Il appartenait au grand Cuvier, qui dès l’origine avait prévu l’objection, d’y répondre d’une manière qui la désarme : l’institution de prix de vertu, pensait-il, n’a pas pour seul objet de récompenser la vertu, elle a celui de la faire aimer ; elle ne se propose pas seulement de la couronner, mais de la faire naître ; presque autant faite pour le spectateur que pour l’intéressé, elle élève l’humanité au-dessus d’elle-même en lui montrant ce dont l’homme est capable ; elle est une morale en action.

Mais citons le beau texte de Cuvier : « On s’est demandé si l’institution des prix de vertu est bien conforme à la nature des sentiments qu’elle a pour but de propager. M. de Montyon avait trop de pénétration dans l’esprit pour qu’une réflexion aussi naturelle ait pu lui échapper.
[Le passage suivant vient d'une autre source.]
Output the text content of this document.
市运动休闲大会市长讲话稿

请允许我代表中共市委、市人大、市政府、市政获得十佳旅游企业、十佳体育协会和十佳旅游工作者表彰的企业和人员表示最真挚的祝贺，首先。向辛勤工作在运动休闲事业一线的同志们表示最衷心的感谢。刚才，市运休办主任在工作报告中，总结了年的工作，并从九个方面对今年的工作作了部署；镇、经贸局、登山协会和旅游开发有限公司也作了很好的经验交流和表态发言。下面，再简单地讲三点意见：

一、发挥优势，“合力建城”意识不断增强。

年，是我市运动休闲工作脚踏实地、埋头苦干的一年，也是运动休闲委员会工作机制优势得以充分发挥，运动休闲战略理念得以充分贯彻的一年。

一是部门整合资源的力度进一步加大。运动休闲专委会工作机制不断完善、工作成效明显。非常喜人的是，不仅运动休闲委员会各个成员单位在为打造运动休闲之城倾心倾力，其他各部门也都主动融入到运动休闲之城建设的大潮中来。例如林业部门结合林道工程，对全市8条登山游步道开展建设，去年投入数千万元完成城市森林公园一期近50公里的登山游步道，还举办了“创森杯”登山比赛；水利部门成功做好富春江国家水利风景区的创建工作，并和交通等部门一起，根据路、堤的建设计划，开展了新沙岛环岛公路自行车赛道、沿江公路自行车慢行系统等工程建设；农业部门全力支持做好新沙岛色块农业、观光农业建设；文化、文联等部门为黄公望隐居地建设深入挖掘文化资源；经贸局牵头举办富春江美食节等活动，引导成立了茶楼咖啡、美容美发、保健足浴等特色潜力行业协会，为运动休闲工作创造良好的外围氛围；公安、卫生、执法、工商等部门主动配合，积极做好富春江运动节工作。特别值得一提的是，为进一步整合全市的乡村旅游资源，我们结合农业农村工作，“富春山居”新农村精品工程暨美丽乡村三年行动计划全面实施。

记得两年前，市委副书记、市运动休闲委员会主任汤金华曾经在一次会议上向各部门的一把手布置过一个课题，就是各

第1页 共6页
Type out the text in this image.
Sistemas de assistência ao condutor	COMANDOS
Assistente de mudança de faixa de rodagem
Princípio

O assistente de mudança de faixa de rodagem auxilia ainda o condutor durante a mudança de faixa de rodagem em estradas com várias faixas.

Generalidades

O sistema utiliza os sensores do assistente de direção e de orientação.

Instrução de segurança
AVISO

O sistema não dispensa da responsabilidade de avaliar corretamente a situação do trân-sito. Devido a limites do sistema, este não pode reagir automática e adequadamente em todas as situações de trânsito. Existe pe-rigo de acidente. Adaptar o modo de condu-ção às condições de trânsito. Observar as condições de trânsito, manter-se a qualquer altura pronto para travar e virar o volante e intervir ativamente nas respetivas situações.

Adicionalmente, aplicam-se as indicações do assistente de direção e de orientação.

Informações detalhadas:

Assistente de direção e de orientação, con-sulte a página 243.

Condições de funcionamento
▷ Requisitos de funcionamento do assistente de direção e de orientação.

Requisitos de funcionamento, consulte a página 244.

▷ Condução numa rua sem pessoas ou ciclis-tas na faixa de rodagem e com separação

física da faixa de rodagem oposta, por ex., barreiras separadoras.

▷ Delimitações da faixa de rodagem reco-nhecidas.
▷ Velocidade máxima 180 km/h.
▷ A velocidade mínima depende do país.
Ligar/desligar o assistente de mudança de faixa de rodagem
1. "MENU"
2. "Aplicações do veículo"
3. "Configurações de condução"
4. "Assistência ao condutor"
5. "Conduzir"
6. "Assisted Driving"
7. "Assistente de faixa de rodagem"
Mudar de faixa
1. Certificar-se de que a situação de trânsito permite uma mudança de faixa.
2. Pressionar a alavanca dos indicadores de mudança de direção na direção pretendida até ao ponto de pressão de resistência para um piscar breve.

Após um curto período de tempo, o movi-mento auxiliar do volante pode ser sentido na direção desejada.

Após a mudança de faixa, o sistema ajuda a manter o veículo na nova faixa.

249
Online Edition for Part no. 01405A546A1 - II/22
Il savait, aussi bien que personne, que la véritable vertu ne peut trouver qu’en elle-même une récompense digne d’elle... Pourquoi l’idée ne lui serait-elle pas venue de faire pratiquer le culte de la vertu pour inspirer la vertu ? Semblable à ce philosophe qui marchait pour prouver le mouvement, M. de Montyon a voulu montrer tout ce qu’il y a parmi les hommes de vertus désintéressées. Il a fait la preuve qu’il voulait faire. En instituant des prix en faveur de ceux qui auraient fait l’action la plus vertueuse, il a publié le meilleur livre de morale ».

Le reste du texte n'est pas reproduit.